Have you considered the Tusk spring compressor? It's about $35 from Rocky Mountain ATV, arrives in a small metal box with some plastic jaw protectors to keep from scratching the new spring when it's being compressed. I didn't use them. The compressor is the screw type; I had three different configurations of these for auto use but all were too big to fit comfortably on the KLR shock. Rocky Mountain has a video of the product in use; all I can say is that it works. You need a bench-mount vise, clamp the top of the shock in the vise, hook the compressors opposite one another (after applying grease to the threads) with the bottom of the shock upward. The compressor screw is contained in a metal enclosure that you hold with a crescent wrench while tightening the screw. I used a 1/2" rachet with a stepdown to 3/8" and a 6" extension to clear the shock, a 3/8" rachet didn't give me sufficient leverage. Six twists on one side, go to the other compressor, do the same. Repeat. Over and over again.
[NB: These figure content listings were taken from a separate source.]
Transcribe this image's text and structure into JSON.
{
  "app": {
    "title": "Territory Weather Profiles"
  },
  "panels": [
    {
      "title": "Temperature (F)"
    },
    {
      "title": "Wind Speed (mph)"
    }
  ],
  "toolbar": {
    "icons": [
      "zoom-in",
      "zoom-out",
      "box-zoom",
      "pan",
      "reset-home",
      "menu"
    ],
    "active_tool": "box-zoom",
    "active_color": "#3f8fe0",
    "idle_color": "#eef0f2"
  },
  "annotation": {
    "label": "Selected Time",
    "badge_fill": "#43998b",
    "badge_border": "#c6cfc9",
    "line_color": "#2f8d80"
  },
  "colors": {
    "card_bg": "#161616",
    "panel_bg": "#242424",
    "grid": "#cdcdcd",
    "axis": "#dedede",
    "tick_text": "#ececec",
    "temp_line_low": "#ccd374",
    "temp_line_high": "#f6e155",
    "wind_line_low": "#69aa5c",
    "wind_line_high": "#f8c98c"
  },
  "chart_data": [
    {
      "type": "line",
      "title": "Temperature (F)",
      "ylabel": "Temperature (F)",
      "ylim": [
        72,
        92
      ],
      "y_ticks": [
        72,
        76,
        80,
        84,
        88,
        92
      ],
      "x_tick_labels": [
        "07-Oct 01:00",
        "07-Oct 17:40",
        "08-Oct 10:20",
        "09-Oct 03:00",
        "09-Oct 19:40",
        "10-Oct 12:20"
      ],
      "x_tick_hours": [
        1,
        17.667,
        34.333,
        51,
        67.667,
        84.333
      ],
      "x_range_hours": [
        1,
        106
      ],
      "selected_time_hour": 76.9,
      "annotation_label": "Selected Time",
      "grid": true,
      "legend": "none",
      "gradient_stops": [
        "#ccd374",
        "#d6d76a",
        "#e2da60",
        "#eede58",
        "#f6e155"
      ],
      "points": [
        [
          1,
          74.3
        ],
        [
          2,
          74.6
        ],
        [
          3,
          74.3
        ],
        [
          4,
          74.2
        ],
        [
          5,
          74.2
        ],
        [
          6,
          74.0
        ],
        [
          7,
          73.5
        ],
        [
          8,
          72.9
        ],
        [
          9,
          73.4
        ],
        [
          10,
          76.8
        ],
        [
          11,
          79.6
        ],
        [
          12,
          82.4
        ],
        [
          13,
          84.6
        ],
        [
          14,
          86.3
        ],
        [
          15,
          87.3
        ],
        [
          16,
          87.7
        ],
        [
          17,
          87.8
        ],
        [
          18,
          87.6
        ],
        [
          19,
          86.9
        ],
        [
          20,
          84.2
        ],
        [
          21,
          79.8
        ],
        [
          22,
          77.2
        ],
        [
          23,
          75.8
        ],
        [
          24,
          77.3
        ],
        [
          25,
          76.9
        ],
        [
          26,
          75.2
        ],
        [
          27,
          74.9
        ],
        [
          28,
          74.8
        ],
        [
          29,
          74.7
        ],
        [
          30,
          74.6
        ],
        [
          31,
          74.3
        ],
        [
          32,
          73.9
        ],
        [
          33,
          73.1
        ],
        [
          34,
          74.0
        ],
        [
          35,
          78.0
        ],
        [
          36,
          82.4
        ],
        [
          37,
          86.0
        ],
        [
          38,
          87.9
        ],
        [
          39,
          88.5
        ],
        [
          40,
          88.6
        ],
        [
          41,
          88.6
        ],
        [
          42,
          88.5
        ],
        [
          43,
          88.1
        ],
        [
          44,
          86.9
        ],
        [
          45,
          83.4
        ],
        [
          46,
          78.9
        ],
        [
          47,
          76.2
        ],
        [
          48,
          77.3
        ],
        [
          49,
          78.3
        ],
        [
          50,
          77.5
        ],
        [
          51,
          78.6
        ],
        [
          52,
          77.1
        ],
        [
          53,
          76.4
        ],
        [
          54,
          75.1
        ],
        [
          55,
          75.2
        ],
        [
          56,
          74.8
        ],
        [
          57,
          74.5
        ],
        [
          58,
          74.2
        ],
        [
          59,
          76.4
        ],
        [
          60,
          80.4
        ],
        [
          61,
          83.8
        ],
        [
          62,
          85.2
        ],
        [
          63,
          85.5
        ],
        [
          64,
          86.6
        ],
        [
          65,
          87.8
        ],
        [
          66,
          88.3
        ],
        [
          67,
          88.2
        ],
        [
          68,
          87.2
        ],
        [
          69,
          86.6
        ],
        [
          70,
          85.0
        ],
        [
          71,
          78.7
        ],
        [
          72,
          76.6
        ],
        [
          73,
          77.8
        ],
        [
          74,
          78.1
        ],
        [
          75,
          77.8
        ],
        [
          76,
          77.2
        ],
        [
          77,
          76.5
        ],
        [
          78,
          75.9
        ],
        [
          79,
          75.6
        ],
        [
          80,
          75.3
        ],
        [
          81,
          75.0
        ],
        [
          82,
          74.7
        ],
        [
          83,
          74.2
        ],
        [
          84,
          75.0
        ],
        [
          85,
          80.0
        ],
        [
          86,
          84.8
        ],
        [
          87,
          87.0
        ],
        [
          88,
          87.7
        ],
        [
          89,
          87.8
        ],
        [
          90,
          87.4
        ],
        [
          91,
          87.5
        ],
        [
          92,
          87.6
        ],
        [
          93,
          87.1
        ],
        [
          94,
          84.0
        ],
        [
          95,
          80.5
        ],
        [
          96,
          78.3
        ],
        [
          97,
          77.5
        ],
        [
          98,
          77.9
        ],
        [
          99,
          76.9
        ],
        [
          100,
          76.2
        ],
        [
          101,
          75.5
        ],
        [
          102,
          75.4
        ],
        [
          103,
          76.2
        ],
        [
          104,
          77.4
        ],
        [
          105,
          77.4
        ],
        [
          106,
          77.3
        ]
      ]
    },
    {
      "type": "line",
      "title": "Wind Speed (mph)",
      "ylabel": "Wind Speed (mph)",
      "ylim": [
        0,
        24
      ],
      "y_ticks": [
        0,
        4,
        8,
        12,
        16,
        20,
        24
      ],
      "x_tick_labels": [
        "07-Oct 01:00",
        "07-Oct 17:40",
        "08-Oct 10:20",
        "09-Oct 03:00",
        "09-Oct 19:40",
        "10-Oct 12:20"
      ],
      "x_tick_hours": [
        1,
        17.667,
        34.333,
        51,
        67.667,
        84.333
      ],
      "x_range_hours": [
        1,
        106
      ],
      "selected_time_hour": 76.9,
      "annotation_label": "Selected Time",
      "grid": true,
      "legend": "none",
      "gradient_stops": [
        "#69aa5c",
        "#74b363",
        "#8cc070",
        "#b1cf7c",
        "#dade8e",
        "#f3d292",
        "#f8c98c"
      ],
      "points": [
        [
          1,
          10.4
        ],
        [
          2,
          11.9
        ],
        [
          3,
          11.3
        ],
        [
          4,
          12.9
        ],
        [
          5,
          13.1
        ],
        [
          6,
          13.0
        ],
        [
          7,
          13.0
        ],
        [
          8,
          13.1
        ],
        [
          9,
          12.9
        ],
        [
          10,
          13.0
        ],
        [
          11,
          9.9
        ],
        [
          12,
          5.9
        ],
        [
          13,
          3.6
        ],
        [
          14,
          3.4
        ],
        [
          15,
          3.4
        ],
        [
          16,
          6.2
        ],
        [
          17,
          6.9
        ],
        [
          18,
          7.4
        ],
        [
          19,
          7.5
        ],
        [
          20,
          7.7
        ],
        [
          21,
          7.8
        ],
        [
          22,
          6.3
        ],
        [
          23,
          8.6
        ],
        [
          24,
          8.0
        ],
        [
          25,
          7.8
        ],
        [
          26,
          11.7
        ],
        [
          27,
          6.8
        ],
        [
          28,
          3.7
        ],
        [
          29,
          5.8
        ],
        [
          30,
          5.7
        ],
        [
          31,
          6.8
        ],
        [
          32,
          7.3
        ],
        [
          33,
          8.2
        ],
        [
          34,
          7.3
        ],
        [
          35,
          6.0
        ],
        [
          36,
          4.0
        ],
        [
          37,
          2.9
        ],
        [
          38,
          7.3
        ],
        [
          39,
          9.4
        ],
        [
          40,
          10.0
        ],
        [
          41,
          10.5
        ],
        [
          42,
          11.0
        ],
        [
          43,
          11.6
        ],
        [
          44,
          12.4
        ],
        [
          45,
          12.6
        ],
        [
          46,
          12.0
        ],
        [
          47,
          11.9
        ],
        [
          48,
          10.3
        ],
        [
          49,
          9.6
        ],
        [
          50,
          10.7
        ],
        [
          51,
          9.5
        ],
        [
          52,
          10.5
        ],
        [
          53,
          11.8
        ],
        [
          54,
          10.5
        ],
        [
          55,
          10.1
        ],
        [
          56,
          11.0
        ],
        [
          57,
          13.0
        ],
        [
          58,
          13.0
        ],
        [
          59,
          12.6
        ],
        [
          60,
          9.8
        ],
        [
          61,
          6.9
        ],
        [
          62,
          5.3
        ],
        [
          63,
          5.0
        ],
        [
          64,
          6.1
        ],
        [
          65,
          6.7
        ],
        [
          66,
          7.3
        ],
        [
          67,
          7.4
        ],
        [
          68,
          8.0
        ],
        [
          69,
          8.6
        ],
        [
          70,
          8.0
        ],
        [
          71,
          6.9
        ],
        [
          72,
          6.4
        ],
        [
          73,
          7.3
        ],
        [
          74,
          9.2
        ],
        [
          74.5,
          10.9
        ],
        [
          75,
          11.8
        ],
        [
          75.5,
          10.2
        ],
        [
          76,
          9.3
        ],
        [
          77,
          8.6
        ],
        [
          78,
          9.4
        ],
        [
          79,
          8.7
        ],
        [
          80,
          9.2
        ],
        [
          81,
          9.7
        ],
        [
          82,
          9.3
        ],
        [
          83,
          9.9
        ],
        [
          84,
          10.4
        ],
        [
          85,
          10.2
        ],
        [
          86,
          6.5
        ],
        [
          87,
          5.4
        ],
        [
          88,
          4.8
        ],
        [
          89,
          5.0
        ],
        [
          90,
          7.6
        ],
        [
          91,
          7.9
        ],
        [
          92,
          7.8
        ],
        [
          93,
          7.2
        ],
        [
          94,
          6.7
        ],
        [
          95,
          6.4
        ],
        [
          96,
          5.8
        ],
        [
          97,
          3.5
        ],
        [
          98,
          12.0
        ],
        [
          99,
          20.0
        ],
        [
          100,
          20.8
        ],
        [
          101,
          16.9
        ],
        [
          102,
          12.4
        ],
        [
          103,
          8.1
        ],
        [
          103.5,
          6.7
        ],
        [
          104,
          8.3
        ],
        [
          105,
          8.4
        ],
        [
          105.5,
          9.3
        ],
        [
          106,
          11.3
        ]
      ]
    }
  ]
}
You need to compress the spring until the spring retainer collar has about 1/2" free play. Push the shock bumper down on the shock shaft and then you can remove the collar. Once it's out of the way, loosen the compressors until they can be removed then you can lift the old spring off. Do what you want with the shock if you're rebuilding it, otherwise drop the new spring in place, hook a compressor on each side and tighten it down. Takes about twenty-five minutes time total. Watching one of the YouTube videos on KLR spring replacement or the RMATV instructional will clarify what I've described.
Note: I used a small pair of needle-nosed vise-grips to remove and reinsert the collar. Never had any indication that the Tusk compressors were coming loose--something I couldn't say for trying to use automotive devices--but I don't care to put my fingers into a dangerous area around that spring. Eye protection is also a must.